Base aliada derruba requerimento para que promotor fale sobre caso Bancoop

Por um voto, a base do governo derrubou nesta quarta-feira um requerimento da oposição para que o promotor de São Paulo José Carlos Blat comparecesse ao Senado com o objetivo de falar sobre suposto desvio de recursos na Cooperativa Habitacional dos Bancários (Bancoop). O desvio, de acordo com o vice-líder do PSDB e autor do requerimento, Álvaro Dias (PR), seria da ordem de R$ 100 milhões. A audiência pública ocorreria na Comissão de Constituição de Justiça (CCJ).

Agência Brasil |

Um dos envolvidos na investigação é o tesoureiro nacional do PT, João Vaccari Neto, que ocupava, à época das supostas irregularidades, cargo de direção na Bancoop. O requerimento foi derrubado por 10 votos da base governista contra nove da oposição.

Queremos dar a oportunidade de o promotor público relatar procedimentos adotados na investigação, o itinerário da corrupção, quais as provas que pode aprovar e quando fará denúncia à Justiça para que processo civil e criminal possa ter sequência. Não vejo por que a base aliada negar essa oportunidade ao promotor, afirmou o vice-líder.

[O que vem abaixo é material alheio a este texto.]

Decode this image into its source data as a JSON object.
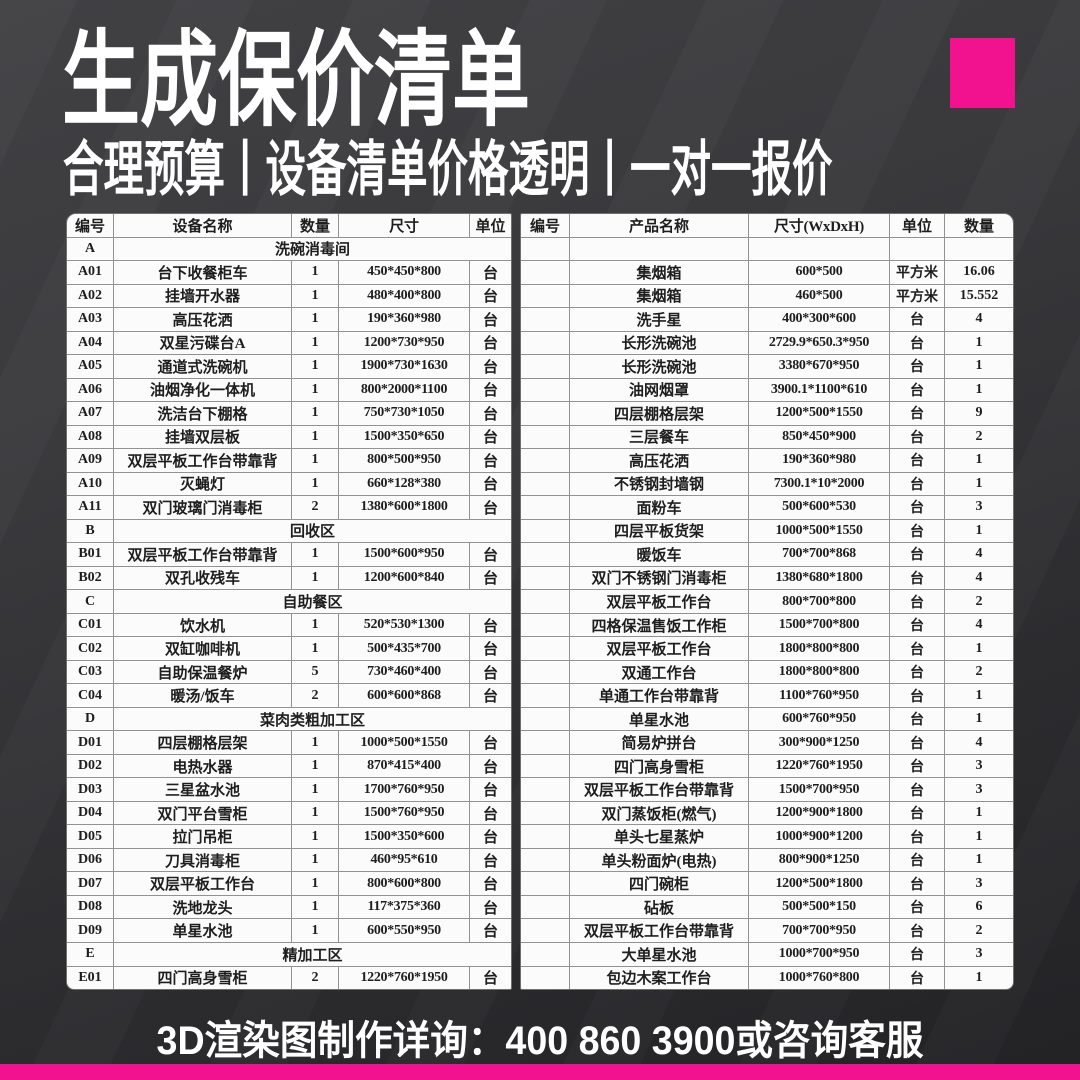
{
  "colors": {
    "accent": "#F2118E",
    "table_bg": "#FBFBFB",
    "page_dark": "#2D2D30",
    "text_dark": "#1E1E1E",
    "text_light": "#FFFFFF"
  },
  "header": {
    "title": "生成保价清单",
    "subtitle": "合理预算丨设备清单价格透明丨一对一报价"
  },
  "left_table": {
    "headers": [
      "编号",
      "设备名称",
      "数量",
      "尺寸",
      "单位"
    ],
    "rows": [
      {
        "type": "section",
        "code": "A",
        "label": "洗碗消毒间"
      },
      {
        "type": "item",
        "code": "A01",
        "name": "台下收餐柜车",
        "qty": "1",
        "size": "450*450*800",
        "unit": "台"
      },
      {
        "type": "item",
        "code": "A02",
        "name": "挂墙开水器",
        "qty": "1",
        "size": "480*400*800",
        "unit": "台"
      },
      {
        "type": "item",
        "code": "A03",
        "name": "高压花洒",
        "qty": "1",
        "size": "190*360*980",
        "unit": "台"
      },
      {
        "type": "item",
        "code": "A04",
        "name": "双星污碟台A",
        "qty": "1",
        "size": "1200*730*950",
        "unit": "台"
      },
      {
        "type": "item",
        "code": "A05",
        "name": "通道式洗碗机",
        "qty": "1",
        "size": "1900*730*1630",
        "unit": "台"
      },
      {
        "type": "item",
        "code": "A06",
        "name": "油烟净化一体机",
        "qty": "1",
        "size": "800*2000*1100",
        "unit": "台"
      },
      {
        "type": "item",
        "code": "A07",
        "name": "洗洁台下棚格",
        "qty": "1",
        "size": "750*730*1050",
        "unit": "台"
      },
      {
        "type": "item",
        "code": "A08",
        "name": "挂墙双层板",
        "qty": "1",
        "size": "1500*350*650",
        "unit": "台"
      },
      {
        "type": "item",
        "code": "A09",
        "name": "双层平板工作台带靠背",
        "qty": "1",
        "size": "800*500*950",
        "unit": "台"
      },
      {
        "type": "item",
        "code": "A10",
        "name": "灭蝇灯",
        "qty": "1",
        "size": "660*128*380",
        "unit": "台"
      },
      {
        "type": "item",
        "code": "A11",
        "name": "双门玻璃门消毒柜",
        "qty": "2",
        "size": "1380*600*1800",
        "unit": "台"
      },
      {
        "type": "section",
        "code": "B",
        "label": "回收区"
      },
      {
        "type": "item",
        "code": "B01",
        "name": "双层平板工作台带靠背",
        "qty": "1",
        "size": "1500*600*950",
        "unit": "台"
      },
      {
        "type": "item",
        "code": "B02",
        "name": "双孔收残车",
        "qty": "1",
        "size": "1200*600*840",
        "unit": "台"
      },
      {
        "type": "section",
        "code": "C",
        "label": "自助餐区"
      },
      {
        "type": "item",
        "code": "C01",
        "name": "饮水机",
        "qty": "1",
        "size": "520*530*1300",
        "unit": "台"
      },
      {
        "type": "item",
        "code": "C02",
        "name": "双缸咖啡机",
        "qty": "1",
        "size": "500*435*700",
        "unit": "台"
      },
      {
        "type": "item",
        "code": "C03",
        "name": "自助保温餐炉",
        "qty": "5",
        "size": "730*460*400",
        "unit": "台"
      },
      {
        "type": "item",
        "code": "C04",
        "name": "暖汤/饭车",
        "qty": "2",
        "size": "600*600*868",
        "unit": "台"
      },
      {
        "type": "section",
        "code": "D",
        "label": "菜肉类粗加工区"
      },
      {
        "type": "item",
        "code": "D01",
        "name": "四层棚格层架",
        "qty": "1",
        "size": "1000*500*1550",
        "unit": "台"
      },
      {
        "type": "item",
        "code": "D02",
        "name": "电热水器",
        "qty": "1",
        "size": "870*415*400",
        "unit": "台"
      },
      {
        "type": "item",
        "code": "D03",
        "name": "三星盆水池",
        "qty": "1",
        "size": "1700*760*950",
        "unit": "台"
      },
      {
        "type": "item",
        "code": "D04",
        "name": "双门平台雪柜",
        "qty": "1",
        "size": "1500*760*950",
        "unit": "台"
      },
      {
        "type": "item",
        "code": "D05",
        "name": "拉门吊柜",
        "qty": "1",
        "size": "1500*350*600",
        "unit": "台"
      },
      {
        "type": "item",
        "code": "D06",
        "name": "刀具消毒柜",
        "qty": "1",
        "size": "460*95*610",
        "unit": "台"
      },
      {
        "type": "item",
        "code": "D07",
        "name": "双层平板工作台",
        "qty": "1",
        "size": "800*600*800",
        "unit": "台"
      },
      {
        "type": "item",
        "code": "D08",
        "name": "洗地龙头",
        "qty": "1",
        "size": "117*375*360",
        "unit": "台"
      },
      {
        "type": "item",
        "code": "D09",
        "name": "单星水池",
        "qty": "1",
        "size": "600*550*950",
        "unit": "台"
      },
      {
        "type": "section",
        "code": "E",
        "label": "精加工区"
      },
      {
        "type": "item",
        "code": "E01",
        "name": "四门高身雪柜",
        "qty": "2",
        "size": "1220*760*1950",
        "unit": "台"
      }
    ]
  },
  "right_table": {
    "headers": [
      "编号",
      "产品名称",
      "尺寸(WxDxH)",
      "单位",
      "数量"
    ],
    "rows": [
      {
        "code": "",
        "name": "",
        "size": "",
        "unit": "",
        "qty": ""
      },
      {
        "code": "",
        "name": "集烟箱",
        "size": "600*500",
        "unit": "平方米",
        "qty": "16.06"
      },
      {
        "code": "",
        "name": "集烟箱",
        "size": "460*500",
        "unit": "平方米",
        "qty": "15.552"
      },
      {
        "code": "",
        "name": "洗手星",
        "size": "400*300*600",
        "unit": "台",
        "qty": "4"
      },
      {
        "code": "",
        "name": "长形洗碗池",
        "size": "2729.9*650.3*950",
        "unit": "台",
        "qty": "1"
      },
      {
        "code": "",
        "name": "长形洗碗池",
        "size": "3380*670*950",
        "unit": "台",
        "qty": "1"
      },
      {
        "code": "",
        "name": "油网烟罩",
        "size": "3900.1*1100*610",
        "unit": "台",
        "qty": "1"
      },
      {
        "code": "",
        "name": "四层棚格层架",
        "size": "1200*500*1550",
        "unit": "台",
        "qty": "9"
      },
      {
        "code": "",
        "name": "三层餐车",
        "size": "850*450*900",
        "unit": "台",
        "qty": "2"
      },
      {
        "code": "",
        "name": "高压花洒",
        "size": "190*360*980",
        "unit": "台",
        "qty": "1"
      },
      {
        "code": "",
        "name": "不锈钢封墙钢",
        "size": "7300.1*10*2000",
        "unit": "台",
        "qty": "1"
      },
      {
        "code": "",
        "name": "面粉车",
        "size": "500*600*530",
        "unit": "台",
        "qty": "3"
      },
      {
        "code": "",
        "name": "四层平板货架",
        "size": "1000*500*1550",
        "unit": "台",
        "qty": "1"
      },
      {
        "code": "",
        "name": "暖饭车",
        "size": "700*700*868",
        "unit": "台",
        "qty": "4"
      },
      {
        "code": "",
        "name": "双门不锈钢门消毒柜",
        "size": "1380*680*1800",
        "unit": "台",
        "qty": "4"
      },
      {
        "code": "",
        "name": "双层平板工作台",
        "size": "800*700*800",
        "unit": "台",
        "qty": "2"
      },
      {
        "code": "",
        "name": "四格保温售饭工作柜",
        "size": "1500*700*800",
        "unit": "台",
        "qty": "4"
      },
      {
        "code": "",
        "name": "双层平板工作台",
        "size": "1800*800*800",
        "unit": "台",
        "qty": "1"
      },
      {
        "code": "",
        "name": "双通工作台",
        "size": "1800*800*800",
        "unit": "台",
        "qty": "2"
      },
      {
        "code": "",
        "name": "单通工作台带靠背",
        "size": "1100*760*950",
        "unit": "台",
        "qty": "1"
      },
      {
        "code": "",
        "name": "单星水池",
        "size": "600*760*950",
        "unit": "台",
        "qty": "1"
      },
      {
        "code": "",
        "name": "简易炉拼台",
        "size": "300*900*1250",
        "unit": "台",
        "qty": "4"
      },
      {
        "code": "",
        "name": "四门高身雪柜",
        "size": "1220*760*1950",
        "unit": "台",
        "qty": "3"
      },
      {
        "code": "",
        "name": "双层平板工作台带靠背",
        "size": "1500*700*950",
        "unit": "台",
        "qty": "3"
      },
      {
        "code": "",
        "name": "双门蒸饭柜(燃气)",
        "size": "1200*900*1800",
        "unit": "台",
        "qty": "1"
      },
      {
        "code": "",
        "name": "单头七星蒸炉",
        "size": "1000*900*1200",
        "unit": "台",
        "qty": "1"
      },
      {
        "code": "",
        "name": "单头粉面炉(电热)",
        "size": "800*900*1250",
        "unit": "台",
        "qty": "1"
      },
      {
        "code": "",
        "name": "四门碗柜",
        "size": "1200*500*1800",
        "unit": "台",
        "qty": "3"
      },
      {
        "code": "",
        "name": "砧板",
        "size": "500*500*150",
        "unit": "台",
        "qty": "6"
      },
      {
        "code": "",
        "name": "双层平板工作台带靠背",
        "size": "700*700*950",
        "unit": "台",
        "qty": "2"
      },
      {
        "code": "",
        "name": "大单星水池",
        "size": "1000*700*950",
        "unit": "台",
        "qty": "3"
      },
      {
        "code": "",
        "name": "包边木案工作台",
        "size": "1000*760*800",
        "unit": "台",
        "qty": "1"
      }
    ]
  },
  "footer": {
    "text": "3D渲染图制作详询：400 860 3900或咨询客服"
  }
}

A base governista argumentou que o requerimento teria caráter de campanha eleitoral, uma vez que o assunto não está em debate na comissão, nem tampouco no Senado. Não podemos trazer para a CCJ assuntos como esse para não politizar uma investigação que está em andamento em São Paulo. Esse requerimento é um desserviço à CCJ e ao Senado. O debate eleitoral deve ocorrer nos níveis de competência, que não são o Senado, afirmou o líder do governo na Casa, Romero Jucá (PMDB-AP).

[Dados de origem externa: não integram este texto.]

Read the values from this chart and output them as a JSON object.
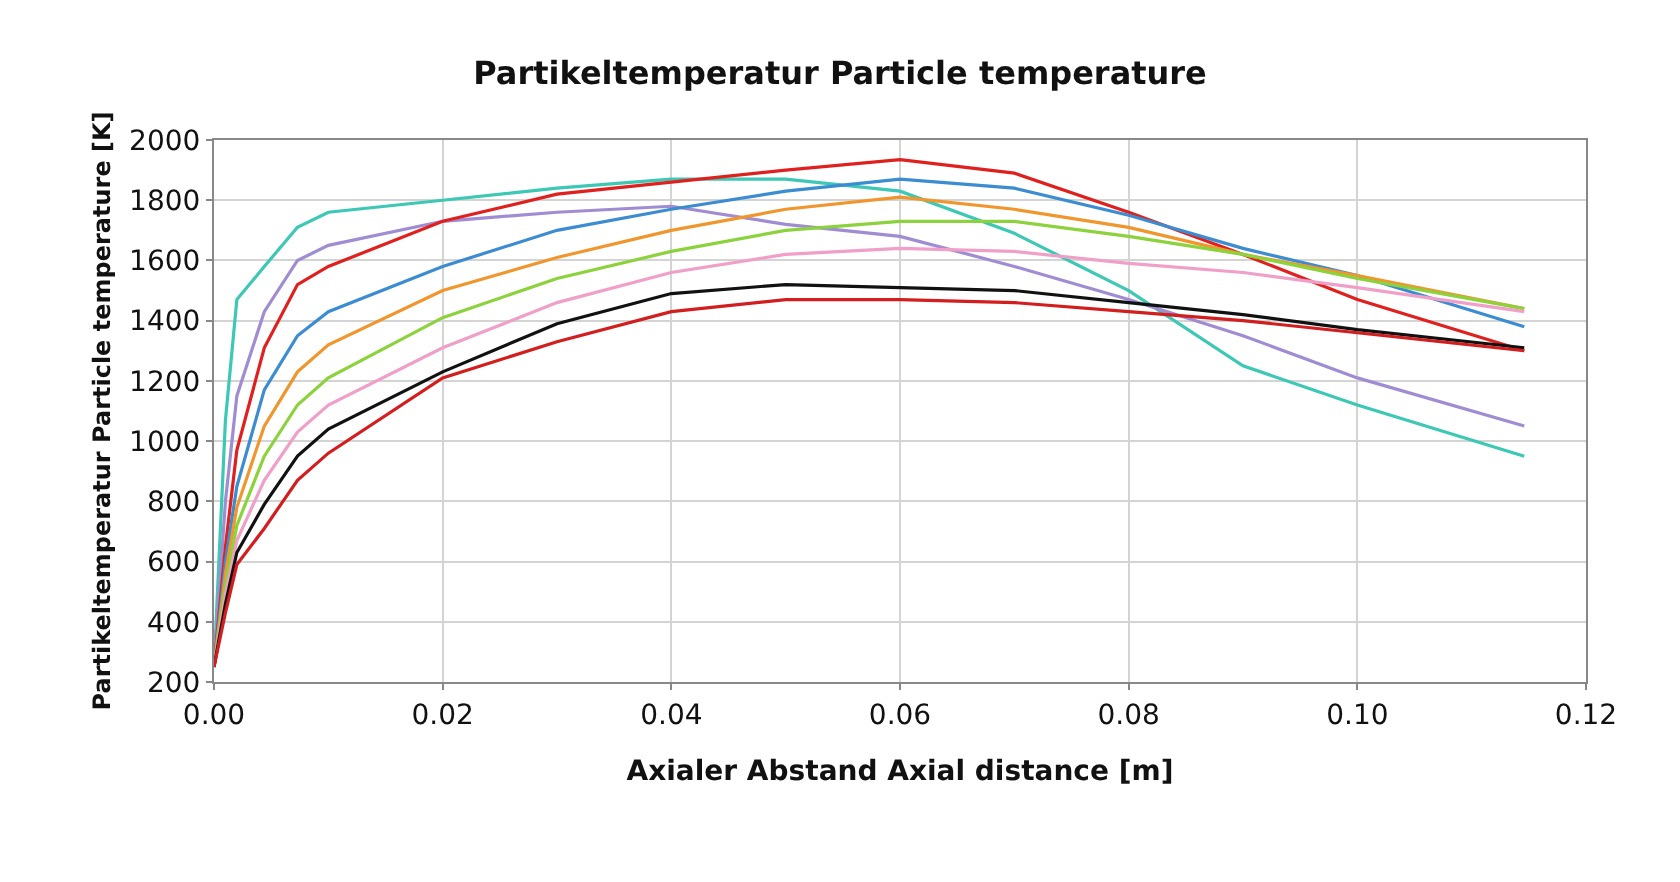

Já a líder do governo no Congresso, Ideli Salvatti (PT), afirmou que os supostos desvios sob investigação do Ministério Público de São Paulo não envolvem dinheiro público e a denúncia sequer foi feita à Justiça. Se a Justiça não foi acionada, por que a CCJ, que não tem a ver com dinheiro público, vai ouvir o procurador que não fez a denúncia?, questionou a senadora, que também subscreveu as declarações de Jucá de que o requerimento tem viés eleitoral.

O senador Tasso Jereissati (PSDB-CE), por sua vez, qualificou os supostos desvios da Bancoop de um grande escândalo que envolve o governo federal e envolve cunho político sim porque [os recursos] foram para partido político. Sobre as declarações de Jucá de que o Senado não pode ser palco de disputa político-eleitoral, Jereissati fez duras críticas à formatação, pela Casa, da solenidade de comemoração do Dia Internacional da Mulher, realizada nesta terça-feira.

No entender do senador tucano, toda a solenidade foi montada para servir de palanque no Senado para a ministra Dilma Rousseff. Ela foi uma das convidadas para a cerimônia. Se o palanque é para um palanque da mulher, não entendo por que a candidata Marina não teve o mesmo direito que ela. Todos que falaram, louvaram Dilma. Isso sim é fazer campanha política e desrespeito ao Parlamento nacional, acrescentou Tasso Jereissati.